See beyond divergent ideas to convergent ideals
Some people ask: “How can we find harmony among the many different spiritual paths?”
By looking beyond divergent ideas to convergent ideals, answers Gita wisdom.
The Bhagavad-gita (05.05) states that true seers see the same ultimate destination of the paths of sankhya (analytical contemplation) and yoga (detached action). Sankhya focuses on analyzing the material elements to progress towards the transcendental substance, spirit. In contrast, yoga focuses on action while fixing the mind on spirit and thereby cultivating inner detachment from matter.
People often talk of looking beyond externals to find commonalities. When we consider the paths of sankhya and yoga, not only are their externals different – one focuses on inaction; the other, on action. But even their internals are different: one stresses analysis; the other, meditation.
Gita wisdom helps us understand that there are levels in the internal too – there is the subtle material or mental level, where ideas reside; and beyond that is the spiritual level or the level of the heart, where ideals reside. To find the ultimate common ground, we need to go beyond not just the physical but also the mental – and there find the spiritual.
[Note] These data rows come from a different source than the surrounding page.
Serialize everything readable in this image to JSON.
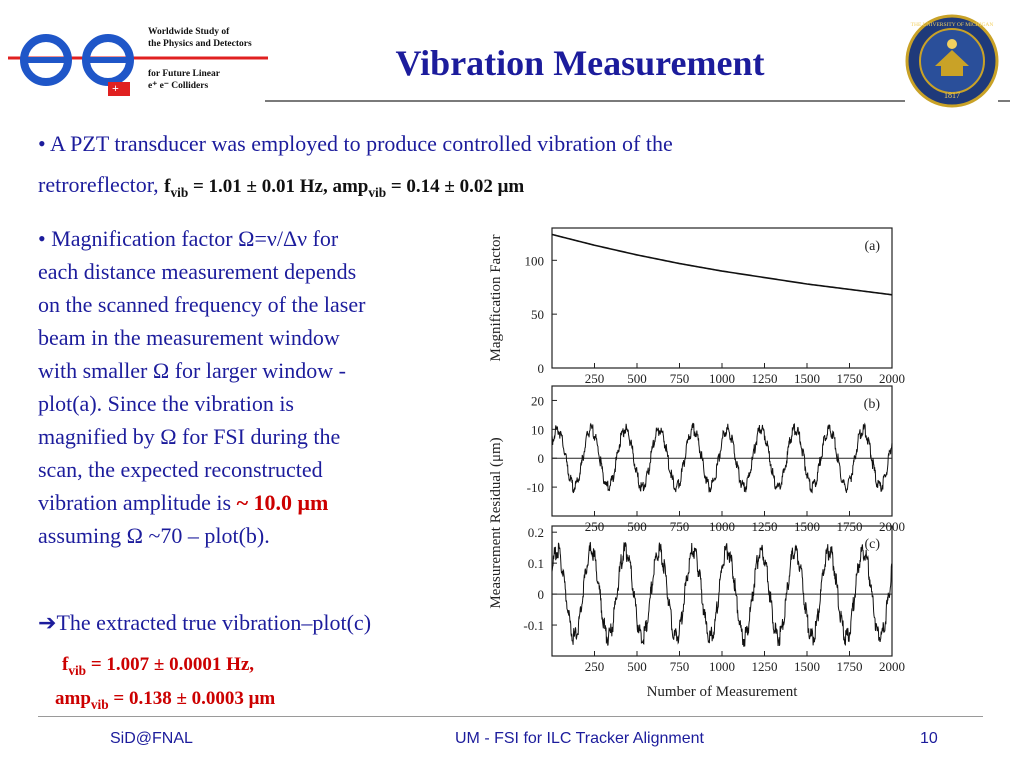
{
  "header": {
    "logo_line1": "Worldwide Study of",
    "logo_line2": "the Physics and Detectors",
    "logo_line3": "for Future Linear",
    "logo_line4": "e⁺ e⁻ Colliders",
    "logo_minus": "−",
    "logo_plus": "+",
    "title": "Vibration Measurement",
    "seal_top": "THE UNIVERSITY OF MICHIGAN",
    "seal_year": "1817"
  },
  "bullets": {
    "b1_line1": "• A PZT transducer was employed to produce controlled vibration of  the",
    "b1_line2": "retroreflector, ",
    "b1_f": "f",
    "b1_sub1": "vib",
    "b1_val1": " = 1.01 ± 0.01 Hz, amp",
    "b1_sub2": "vib",
    "b1_val2": " = 0.14 ± 0.02 μm",
    "b2_lines": [
      "• Magnification factor Ω=ν/Δν for",
      "each  distance measurement depends",
      "on the scanned frequency of the laser",
      "beam in the measurement window",
      "with smaller Ω for larger window -",
      "plot(a). Since the vibration is",
      "magnified by Ω for FSI during the",
      "scan, the expected reconstructed"
    ],
    "b2_line9": "vibration amplitude is  ",
    "b2_red": "~ 10.0 μm",
    "b2_line10": "assuming Ω ~70 – plot(b).",
    "b3_arrow": "➔",
    "b3_line": "The extracted true vibration–plot(c)",
    "b3_f": "f",
    "b3_sub1": "vib",
    "b3_val1": " = 1.007 ± 0.0001 Hz,",
    "b3_amp": "amp",
    "b3_sub2": "vib",
    "b3_val2": " = 0.138 ± 0.0003 μm"
  },
  "footer": {
    "left": "SiD@FNAL",
    "center": "UM - FSI for ILC Tracker Alignment",
    "page": "10"
  },
  "colors": {
    "title": "#1c1c9c",
    "accent_red": "#cc0000",
    "logo_blue": "#1f56c8",
    "logo_red": "#e02020"
  },
  "chart_data": [
    {
      "type": "line",
      "panel": "(a)",
      "ylabel": "Magnification Factor",
      "ylim": [
        0,
        130
      ],
      "yticks": [
        0,
        50,
        100
      ],
      "xlim": [
        0,
        2000
      ],
      "xticks": [
        250,
        500,
        750,
        1000,
        1250,
        1500,
        1750,
        2000
      ],
      "x": [
        0,
        250,
        500,
        750,
        1000,
        1250,
        1500,
        1750,
        2000
      ],
      "values": [
        124,
        114,
        105,
        97,
        90,
        84,
        78,
        73,
        68
      ]
    },
    {
      "type": "line",
      "panel": "(b)",
      "ylim": [
        -20,
        25
      ],
      "yticks": [
        -10,
        0,
        10,
        20
      ],
      "xlim": [
        0,
        2000
      ],
      "xticks": [
        250,
        500,
        750,
        1000,
        1250,
        1500,
        1750,
        2000
      ],
      "amplitude": 10,
      "cycles": 10,
      "grid": "zero-line"
    },
    {
      "type": "line",
      "panel": "(c)",
      "ylim": [
        -0.2,
        0.22
      ],
      "yticks": [
        -0.1,
        0,
        0.1,
        0.2
      ],
      "xlim": [
        0,
        2000
      ],
      "xticks": [
        250,
        500,
        750,
        1000,
        1250,
        1500,
        1750,
        2000
      ],
      "amplitude": 0.14,
      "cycles": 10,
      "grid": "zero-line"
    }
  ],
  "chart_shared": {
    "ylabel": "Measurement Residual (μm)",
    "xlabel": "Number of Measurement"
  }
}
Though the ideas of sankhya and yoga are different, their ideals are the same: both seek the same Absolute Truth.
Of course, this search for common ground doesn’t license an uncritical acceptance of all spiritual paths as equally valid. The paths need to have convergent ideals; otherwise, the common ground may be more an imagination than an insight. The Gita’s (09.25) delineation of different destinations for those with different ideals reflects a spiritual rigor that refuses to apply a naïve whitewash on all paths.
Still, in a world torn by sectarianism, the Gita’s inclusive spirit of focusing on ultimate ideals is a beacon that promotes authentic harmony.
"One who knows that the position reached by means of analytical study can also be attained by devotional service, and who therefore sees analytical study and devotional service to be on the same level, sees things as they are."